Kemudian, pada masa tertentu, karena gudang semakin penuh, lukisan yang tidak
dipajang akhirnya dilepas dari spanramnya, dan digulung masuk pralon.
Termasuk : Gatotkaca Dullah! Penguasa
Istana Kepresidenan berganti, kebijakan atas lukisan koleksi Istana juga mengalami
perubahan. Dan itu dimulai sejak pemerintahan Presiden Megawati
Soekarnoputri, yang lantas melahirkan buku besar seni istana, Rumah Bangsa
(2004, Bondan Winarno, Agus Dermawan T, Guntur Santoso). Tahun
2010 Istana Presiden mulai menyelenggarakan uji-petik seluruh koleksi seni
Istana Kepresidenan, yang berjumlah sekitar 16.000. Termasuk ribuan koleksi
berharga peninggalan Bung Karno. Saya ikut dalam kepanitiaan yang bekerja
sangat rumit itu selama beberapa tahun. Tujuan
uji petik koleksi adalah untuk mencari nilai nominal dari setiap karya.
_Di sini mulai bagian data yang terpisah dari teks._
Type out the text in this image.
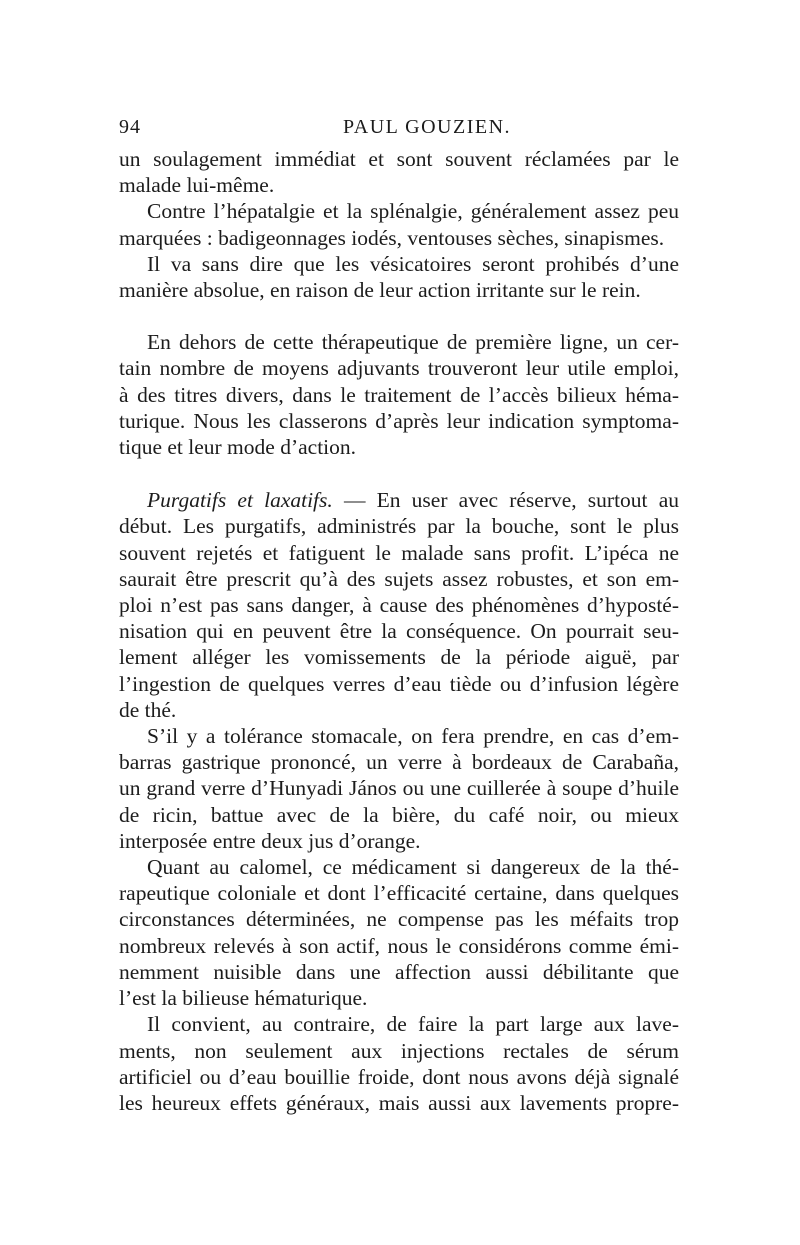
94	PAUL GOUZIEN.

un soulagement immédiat et sont souvent réclamées par le
malade lui-même.

Contre l’hépatalgie et la splénalgie, généralement assez peu
marquées : badigeonnages iodés, ventouses sèches, sinapismes.

Il va sans dire que les vésicatoires seront prohibés d’une
manière absolue, en raison de leur action irritante sur le rein.

En dehors de cette thérapeutique de première ligne, un cer-
tain nombre de moyens adjuvants trouveront leur utile emploi,
à des titres divers, dans le traitement de l’accès bilieux héma-
turique. Nous les classerons d’après leur indication symptoma-
tique et leur mode d’action.

Purgatifs et laxatifs. — En user avec réserve, surtout au
début. Les purgatifs, administrés par la bouche, sont le plus
souvent rejetés et fatiguent le malade sans profit. L’ipéca ne
saurait être prescrit qu’à des sujets assez robustes, et son em-
ploi n’est pas sans danger, à cause des phénomènes d’hyposté-
nisation qui en peuvent être la conséquence. On pourrait seu-
lement alléger les vomissements de la période aiguë, par
l’ingestion de quelques verres d’eau tiède ou d’infusion légère
de thé.

S’il y a tolérance stomacale, on fera prendre, en cas d’em-
barras gastrique prononcé, un verre à bordeaux de Carabaña,
un grand verre d’Hunyadi János ou une cuillerée à soupe d’huile
de ricin, battue avec de la bière, du café noir, ou mieux
interposée entre deux jus d’orange.

Quant au calomel, ce médicament si dangereux de la thé-
rapeutique coloniale et dont l’efficacité certaine, dans quelques
circonstances déterminées, ne compense pas les méfaits trop
nombreux relevés à son actif, nous le considérons comme émi-
nemment nuisible dans une affection aussi débilitante que
l’est la bilieuse hématurique.

Il convient, au contraire, de faire la part large aux lave-
ments, non seulement aux injections rectales de sérum
artificiel ou d’eau bouillie froide, dont nous avons déjà signalé
les heureux effets généraux, mais aussi aux lavements propre-
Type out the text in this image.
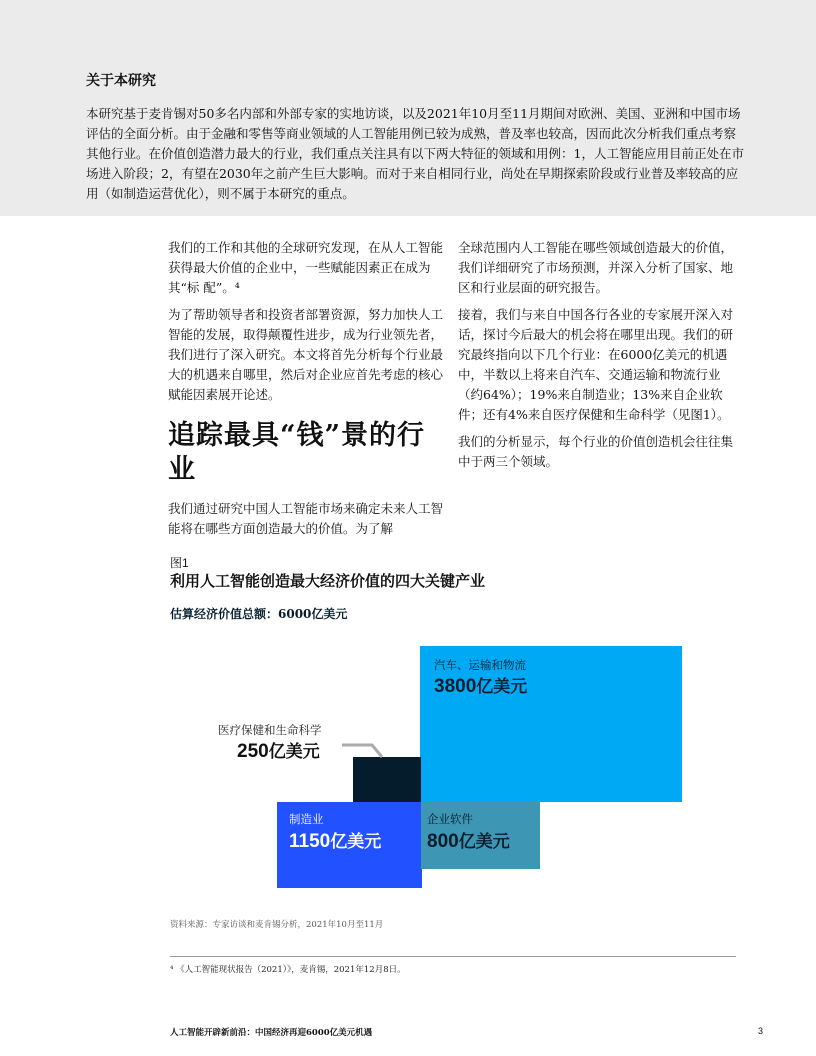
关于本研究
本研究基于麦肯锡对50多名内部和外部专家的实地访谈，以及2021年10月至11月期间对欧洲、美国、亚洲和中国市场评估的全面分析。由于金融和零售等商业领域的人工智能用例已较为成熟，普及率也较高，因而此次分析我们重点考察其他行业。在价值创造潜力最大的行业，我们重点关注具有以下两大特征的领域和用例：1，人工智能应用目前正处在市场进入阶段；2，有望在2030年之前产生巨大影响。而对于来自相同行业，尚处在早期探索阶段或行业普及率较高的应用（如制造运营优化），则不属于本研究的重点。

我们的工作和其他的全球研究发现，在从人工智能获得最大价值的企业中，一些赋能因素正在成为其“标 配”。⁴

为了帮助领导者和投资者部署资源，努力加快人工智能的发展，取得颠覆性进步，成为行业领先者，我们进行了深入研究。本文将首先分析每个行业最大的机遇来自哪里，然后对企业应首先考虑的核心赋能因素展开论述。

追踪最具“钱”景的行业

我们通过研究中国人工智能市场来确定未来人工智能将在哪些方面创造最大的价值。为了解

全球范围内人工智能在哪些领域创造最大的价值，我们详细研究了市场预测，并深入分析了国家、地区和行业层面的研究报告。

接着，我们与来自中国各行各业的专家展开深入对话，探讨今后最大的机会将在哪里出现。我们的研究最终指向以下几个行业：在6000亿美元的机遇中，半数以上将来自汽车、交通运输和物流行业（约64%）；19%来自制造业；13%来自企业软件；还有4%来自医疗保健和生命科学（见图1）。

我们的分析显示，每个行业的价值创造机会往往集中于两三个领域。

图1
利用人工智能创造最大经济价值的四大关键产业
估算经济价值总额：6000亿美元
汽车、运输和物流
3800亿美元
医疗保健和生命科学
250亿美元
制造业
1150亿美元
企业软件
800亿美元
资料来源：专家访谈和麦肯锡分析，2021年10月至11月
⁴ 《人工智能现状报告（2021）》，麦肯锡，2021年12月8日。
人工智能开辟新前沿：中国经济再迎6000亿美元机遇	3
Karena ternyata koleksi seni di Istana Presiden sampai 2010 tidak pernah
diestimasi nilai rupiahnya, sehingga setiap karya dinilai Rp1,- (satu
rupiah!). Dan sesuatu yang tidak ada nilainya, tidak dianggap sebagai aset
negara. Harga-harga
hasil uji-petik itu lalu dilaporkan kepada DJKN (Direktorat Jenderal Kekayaan
Negara). DJKN lantas menyerahkan laporan ini kepada DK (Departemen Keuangan).
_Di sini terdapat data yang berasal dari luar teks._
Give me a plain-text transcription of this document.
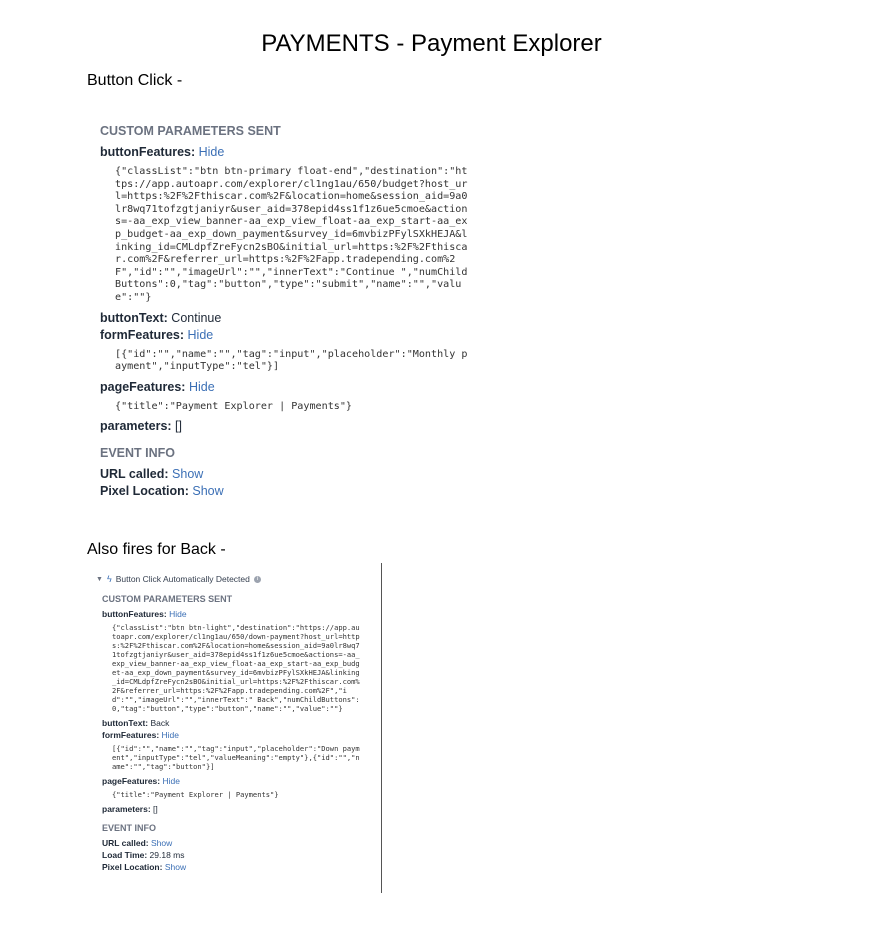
PAYMENTS - Payment Explorer
Button Click -
CUSTOM PARAMETERS SENT
buttonFeatures: Hide
{"classList":"btn btn-primary float-end","destination":"ht
tps://app.autoapr.com/explorer/cl1ng1au/650/budget?host_ur
l=https:%2F%2Fthiscar.com%2F&location=home&session_aid=9a0
lr8wq71tofzgtjaniyr&user_aid=378epid4ss1f1z6ue5cmoe&action
s=-aa_exp_view_banner-aa_exp_view_float-aa_exp_start-aa_ex
p_budget-aa_exp_down_payment&survey_id=6mvbizPFylSXkHEJA&l
inking_id=CMLdpfZreFycn2sBO&initial_url=https:%2F%2Fthisca
r.com%2F&referrer_url=https:%2F%2Fapp.tradepending.com%2
F","id":"","imageUrl":"","innerText":"Continue ","numChild
Buttons":0,"tag":"button","type":"submit","name":"","valu
e":""}
buttonText: Continue
formFeatures: Hide
[{"id":"","name":"","tag":"input","placeholder":"Monthly p
ayment","inputType":"tel"}]
pageFeatures: Hide
{"title":"Payment Explorer | Payments"}
parameters: []
EVENT INFO
URL called: Show
Pixel Location: Show
Also fires for Back -
▼ ϟ Button Click Automatically Detected	i
CUSTOM PARAMETERS SENT
buttonFeatures: Hide
{"classList":"btn btn-light","destination":"https://app.au
toapr.com/explorer/cl1ng1au/650/down-payment?host_url=http
s:%2F%2Fthiscar.com%2F&location=home&session_aid=9a0lr8wq7
1tofzgtjaniyr&user_aid=378epid4ss1f1z6ue5cmoe&actions=-aa_
exp_view_banner-aa_exp_view_float-aa_exp_start-aa_exp_budg
et-aa_exp_down_payment&survey_id=6mvbizPFylSXkHEJA&linking
_id=CMLdpfZreFycn2sBO&initial_url=https:%2F%2Fthiscar.com%
2F&referrer_url=https:%2F%2Fapp.tradepending.com%2F","i
d":"","imageUrl":"","innerText":" Back","numChildButtons":
0,"tag":"button","type":"button","name":"","value":""}
buttonText: Back
formFeatures: Hide
[{"id":"","name":"","tag":"input","placeholder":"Down paym
ent","inputType":"tel","valueMeaning":"empty"},{"id":"","n
ame":"","tag":"button"}]
pageFeatures: Hide
{"title":"Payment Explorer | Payments"}
parameters: []
EVENT INFO
URL called: Show
Load Time: 29.18 ms
Pixel Location: Show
Dari harga konkrit itu DK lalu bisa mengeluarkan kebijakan perlindungan harta
seni, konservasi, restorasi dan sebagainya. Sementara pihak Istana Presiden
punya rujukan harga untuk perangkat pengajuan asuransi. Perhatian
atas karya seni ini terus berlangsung sampai sekarang. Bahkan pada
pemerintahan Presiden Joko Widodo, program merestorasi lukisan gencar
dilakukan. Ratusan karya yang dulu “terlantar” diperbaiki oleh sejumlah
restorator profesional dari dalam negeri dan luar negeri. Salah satu yang
direstorasi adalah lukisan Gatotkaca karya Dullah itu. Usai direstorasi,
lukisan tersebut diserahkan pada tim uji petik untuk diestimasi nominalnya,.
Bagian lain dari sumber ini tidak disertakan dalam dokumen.